In February 2019, almost 5 years after cancelling orders for 70 Airbus A350s in favour of ordering more A380s, Emirates decided to order Airbus' newest generation wide-body aircraft, namely the Airbus A330neo and Airbus A350-900, and reduce its orders for the Airbus A380. The memorandum of understanding was for 40 A330-900 and 30 A350-900 aircraft worth US$21.4 billion at list prices. The order for 40 Boeing 787s announced in 2017 had not been formalised by the time of the order for the A330neos and A350s, and although Emirates' 2018-2019 results dropped all mention of the 787, the airline subsequently confirmed that discussions regarding the 787 were ongoing.

On 26 November 2019, Emirates, the host carrier of the 2019 Dubai Air Show, made two order announcements for both the Airbus A350 and the Boeing 787. A firm order for 50 A350-900s was announced replacing the earlier memorandum of understanding for 40 A330-900s and 30 A350-900s.
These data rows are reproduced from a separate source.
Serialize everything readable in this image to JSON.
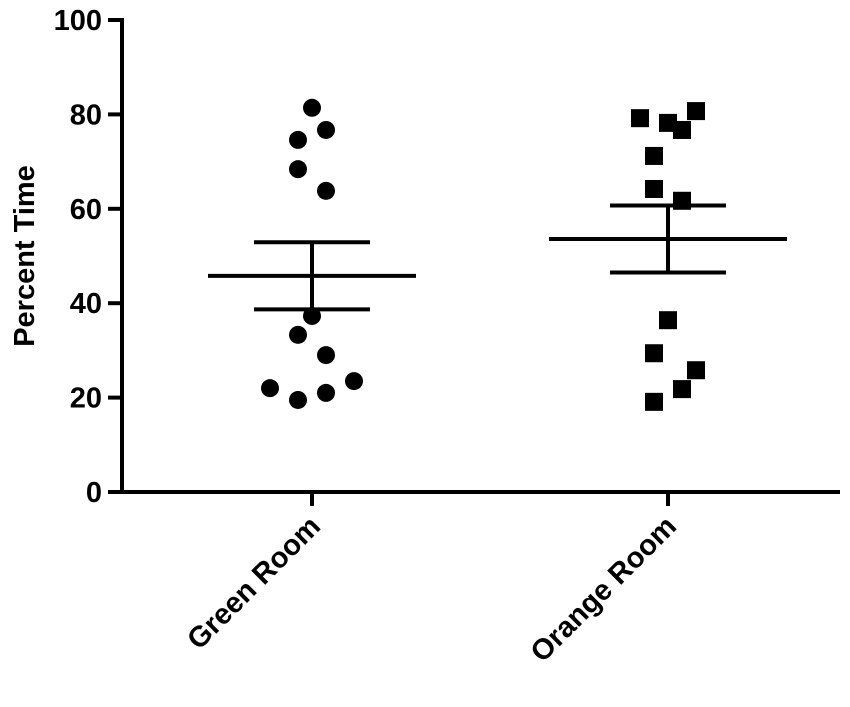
{
  "chart_data": {
    "type": "dot",
    "y_label": "Percent Time",
    "categories": [
      "Green Room",
      "Orange Room"
    ],
    "groups": [
      {
        "marker": "circle",
        "values": [
          81.4,
          74.6,
          76.7,
          68.4,
          63.8,
          37.3,
          33.3,
          29.0,
          22.0,
          23.5,
          19.5,
          21.0
        ],
        "mean": 45.8,
        "sem": 7.1
      },
      {
        "marker": "square",
        "values": [
          79.2,
          80.7,
          78.2,
          76.7,
          71.2,
          64.2,
          61.7,
          36.4,
          29.4,
          25.8,
          21.8,
          19.1
        ],
        "mean": 53.6,
        "sem": 7.1
      }
    ],
    "color": "#000000",
    "ylim": [
      0,
      100
    ],
    "yticks": [
      0,
      20,
      40,
      60,
      80,
      100
    ]
  }
}
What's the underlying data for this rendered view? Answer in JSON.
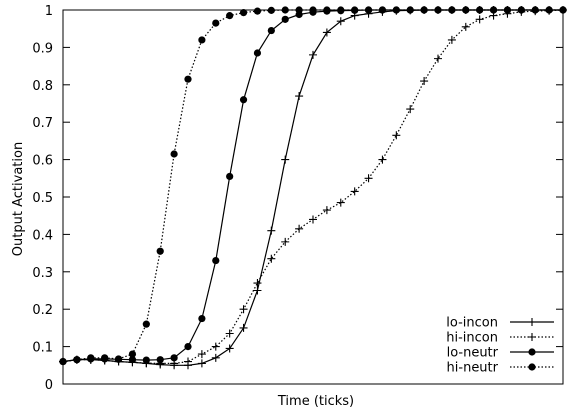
{
  "chart_data": {
    "type": "line",
    "title": "",
    "xlabel": "Time (ticks)",
    "ylabel": "Output Activation",
    "xlim": [
      0,
      36
    ],
    "ylim": [
      0,
      1
    ],
    "y_ticks": [
      "0",
      "0.1",
      "0.2",
      "0.3",
      "0.4",
      "0.5",
      "0.6",
      "0.7",
      "0.8",
      "0.9",
      "1"
    ],
    "x_tick_labels_shown": false,
    "grid": false,
    "legend_position": "bottom-right",
    "series": [
      {
        "name": "lo-incon",
        "line": "solid",
        "marker": "plus",
        "x": [
          0,
          1,
          2,
          3,
          4,
          5,
          6,
          7,
          8,
          9,
          10,
          11,
          12,
          13,
          14,
          15,
          16,
          17,
          18,
          19,
          20,
          21,
          22,
          23,
          24,
          25,
          26,
          27,
          28,
          29,
          30,
          31,
          32,
          33,
          34,
          35,
          36
        ],
        "values": [
          0.06,
          0.065,
          0.065,
          0.063,
          0.06,
          0.058,
          0.055,
          0.052,
          0.05,
          0.05,
          0.055,
          0.07,
          0.095,
          0.15,
          0.25,
          0.41,
          0.6,
          0.77,
          0.88,
          0.94,
          0.97,
          0.985,
          0.99,
          0.995,
          0.998,
          0.999,
          1,
          1,
          1,
          1,
          1,
          1,
          1,
          1,
          1,
          1,
          1
        ]
      },
      {
        "name": "hi-incon",
        "line": "dotted",
        "marker": "plus",
        "x": [
          0,
          1,
          2,
          3,
          4,
          5,
          6,
          7,
          8,
          9,
          10,
          11,
          12,
          13,
          14,
          15,
          16,
          17,
          18,
          19,
          20,
          21,
          22,
          23,
          24,
          25,
          26,
          27,
          28,
          29,
          30,
          31,
          32,
          33,
          34,
          35,
          36
        ],
        "values": [
          0.06,
          0.065,
          0.065,
          0.063,
          0.06,
          0.058,
          0.056,
          0.055,
          0.055,
          0.06,
          0.08,
          0.1,
          0.135,
          0.2,
          0.27,
          0.335,
          0.38,
          0.415,
          0.44,
          0.465,
          0.485,
          0.515,
          0.55,
          0.6,
          0.665,
          0.735,
          0.81,
          0.87,
          0.92,
          0.955,
          0.975,
          0.985,
          0.99,
          0.995,
          0.997,
          0.998,
          1
        ]
      },
      {
        "name": "lo-neutr",
        "line": "solid",
        "marker": "circle",
        "x": [
          0,
          1,
          2,
          3,
          4,
          5,
          6,
          7,
          8,
          9,
          10,
          11,
          12,
          13,
          14,
          15,
          16,
          17,
          18,
          19,
          20,
          21,
          22,
          23,
          24,
          25,
          26,
          27,
          28,
          29,
          30,
          31,
          32,
          33,
          34,
          35,
          36
        ],
        "values": [
          0.06,
          0.065,
          0.067,
          0.067,
          0.066,
          0.065,
          0.064,
          0.065,
          0.07,
          0.1,
          0.175,
          0.33,
          0.555,
          0.76,
          0.885,
          0.945,
          0.975,
          0.988,
          0.994,
          0.997,
          0.998,
          0.999,
          1,
          1,
          1,
          1,
          1,
          1,
          1,
          1,
          1,
          1,
          1,
          1,
          1,
          1,
          1
        ]
      },
      {
        "name": "hi-neutr",
        "line": "dotted",
        "marker": "circle",
        "x": [
          0,
          1,
          2,
          3,
          4,
          5,
          6,
          7,
          8,
          9,
          10,
          11,
          12,
          13,
          14,
          15,
          16,
          17,
          18,
          19,
          20,
          21,
          22,
          23,
          24,
          25,
          26,
          27,
          28,
          29,
          30,
          31,
          32,
          33,
          34,
          35,
          36
        ],
        "values": [
          0.06,
          0.065,
          0.07,
          0.07,
          0.067,
          0.08,
          0.16,
          0.355,
          0.615,
          0.815,
          0.92,
          0.965,
          0.985,
          0.993,
          0.997,
          0.999,
          1,
          1,
          1,
          1,
          1,
          1,
          1,
          1,
          1,
          1,
          1,
          1,
          1,
          1,
          1,
          1,
          1,
          1,
          1,
          1,
          1
        ]
      }
    ]
  }
}
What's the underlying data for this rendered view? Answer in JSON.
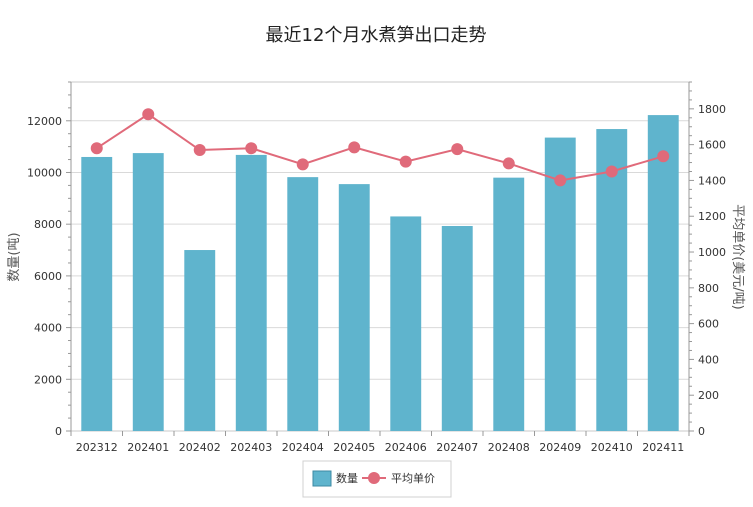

The deal was worth US$16 billion at list prices with deliveries set to start in 2023. Emirates also announced a firm order for 30 Boeing 787-9s for US$8.8 billion at list prices with deliveries expected to start in 2023. With this deal, however, Emirates reduced its Boeing 777X order to 126 aircraft from the previous deal of 150 aircraft. In the aftermath of this announcement, some have claimed that the A330neo order had been cancelled, however, Emirates had confirmed that is not the case.

At the 2023 Dubai Airshow, Emirates placed an order for an additional 15 A350-900s, bringing the total on order to 65 aircraft, and converted its order for 30 787-9s to 20 787-8 and 15 787-10 aircraft.

On 25 November 2024, Emirates took its first Airbus A350 following a series of delays. This marks the first time a new aircraft type has entered the fleet since 2008.

At the 2025 Dubai Airshow, Emirates placed a top-up order for an additional eight Airbus A350-900s, bringing the total on order to 60 aircraft with 13 aircraft already delivered.